Automated speed‑enforcement cameras in Toronto school zones cut speeding by 45% and reduced 85th percentile speed by 10.7 km/h.
From Hospital for Sick Children 27/07/25 (first released 25/07/25)

Despite lower speed limits in school zones, child pedestrian injuries are most common near schools. Now, a new study led by researchers at The Hospital for Sick Children (SickKids) and Toronto Metropolitan University (TMU) has found that automated speed enforcement (ASE) cameras reduced the number of speeding vehicles by 45 per cent in urban school zones.
The study, published in Injury Prevention, evaluated the impact of mobile ASE cameras deployed across 250 school zones in the City of Toronto between July 2020 and December 2022. The results showed that in addition to a reduction in the number of speeding vehicles, the 85th percentile speed, a key traffic safety metric that indicates the maximum speed travelled by 85 per cent of vehicles, fell by an unexpected 10.7 km/h.

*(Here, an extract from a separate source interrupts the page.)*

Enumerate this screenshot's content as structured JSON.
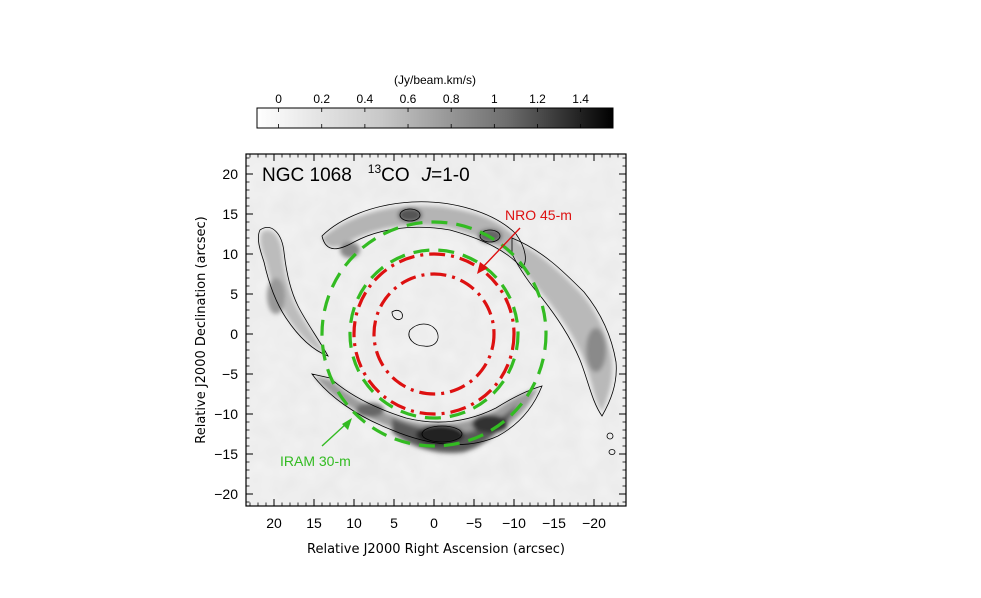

“Speed is the single most important factor in pedestrian injury risk,” says Dr. Andrew Howard, first author, Head of Orthopaedic Surgery and Senior Scientist in the Child Health Evaluative Sciences program at SickKids. “This study shows that ASE can be an effective way to reduce that risk, especially in areas where children are most vulnerable.”
The study is the first of its kind to examine ASE in school zones before, during and after ASE cameras were installed. The greatest reductions occurred among vehicles with higher speeds, with an 88 per cent drop in vehicles travelling faster than the speed limit by 20 km/h or more.
Although the study period overlapped with the COVID-19 pandemic, when traffic changes occurred due to school closures and lockdowns, the research team highlights several factors that strongly point for ASE cameras as the main cause of speed changes, including the range of traffic conditions captured during that period. Once cameras were removed, speeding rates returned to pre-intervention levels.
“This research supports ASE as a key component of urban road safety strategies, especially in school zones where child pedestrian injuries are most concentrated,” says Dr. Linda Rothman, senior author and Associate Professor at TMU.
While the study did not measure injury outcomes directly, the findings align with global evidence that lower vehicle speeds reduce both the likelihood and severity of pedestrian injuries. Future studies will explore the reach of speed control measures, including speed limit changes, automated speed enforcement, and built environment modifications that support safe driving speeds in pedestrian areas across multiple Canadian cities.
This research was conducted in collaboration with the City of Toronto as part of its Vision Zero road safety programme and funded by the Canadian Institutes of Health Research (CIHR) and a competitive evaluation grant from the City of Toronto.